US securities regulators took enforcement action against an online trading platform and two private funds offering Facebook shares on Wednesday, the first action in a year-long probe into the lightly regulated world of private company-share trading.
The Securities and Exchange Commission charged SharesPost, which matches buyers and sellers of private shares, and its CEO Greg Brogger with failing to register as a broker-dealer before offering the securities.
The SEC also brought charges against two private funds and their managers for allegedly misleading investors about hidden fees in Facebook stock offerings.
In a lawsuit filed in a federal court in San Francisco, the SEC alleges that Frank Mazzola and his firms, Felix Investments,
and Facie Libre Management Associates, engaged in improper self-dealing and earned secret commissions.
The SEC also separately filed similar charges in the agency's administrative court against Laurence Albukerk, and his firm EB Financial Group.
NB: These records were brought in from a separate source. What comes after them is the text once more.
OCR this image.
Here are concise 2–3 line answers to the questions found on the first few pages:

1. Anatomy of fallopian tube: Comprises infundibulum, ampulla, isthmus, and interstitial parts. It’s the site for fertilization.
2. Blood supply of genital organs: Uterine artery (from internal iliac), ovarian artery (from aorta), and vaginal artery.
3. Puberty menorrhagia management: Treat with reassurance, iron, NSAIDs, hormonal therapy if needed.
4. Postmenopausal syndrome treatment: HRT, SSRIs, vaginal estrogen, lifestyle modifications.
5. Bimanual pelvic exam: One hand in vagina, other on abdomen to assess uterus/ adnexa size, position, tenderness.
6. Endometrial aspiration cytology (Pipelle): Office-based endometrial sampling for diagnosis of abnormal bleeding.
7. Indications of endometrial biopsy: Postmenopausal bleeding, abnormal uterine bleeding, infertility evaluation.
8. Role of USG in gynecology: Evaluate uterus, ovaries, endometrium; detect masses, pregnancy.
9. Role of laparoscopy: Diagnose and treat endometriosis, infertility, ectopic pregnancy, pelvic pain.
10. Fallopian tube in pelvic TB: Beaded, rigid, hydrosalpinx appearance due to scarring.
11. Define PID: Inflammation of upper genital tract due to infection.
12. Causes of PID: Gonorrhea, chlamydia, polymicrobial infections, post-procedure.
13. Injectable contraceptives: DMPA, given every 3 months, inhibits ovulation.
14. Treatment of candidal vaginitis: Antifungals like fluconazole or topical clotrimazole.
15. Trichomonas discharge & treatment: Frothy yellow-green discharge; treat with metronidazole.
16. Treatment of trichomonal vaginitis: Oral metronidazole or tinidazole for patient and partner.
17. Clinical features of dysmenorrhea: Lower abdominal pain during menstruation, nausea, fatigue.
Albukerk and the company settled the allegations without admitting or denying them, and agreed to pay a $100,000 fine and will return another $210,499 in allegedly illegal profits.
SharesPost and its CEO Greg Brogger also agreed to settle the SEC charges without admitting or denying the allegations. The company will pay $80,000 in penalties while Brogger will pay $20,000.
SharesPost, which eventually registered as a broker-dealer late last year, issued a statement on Wednesday saying it had complied with all of the SEC's requests during the probe, and that no customer has ever complained about its practices.
The company said it has "concluded that it better serves its client by entering into this administrative settlement with the SEC, and believes its time, energy and resources are best spent continuing to build what has become the industry's largest, most active platform during a crucial phase of its growth."
Attorneys for the other defendants did not immediately respond to requests for comment.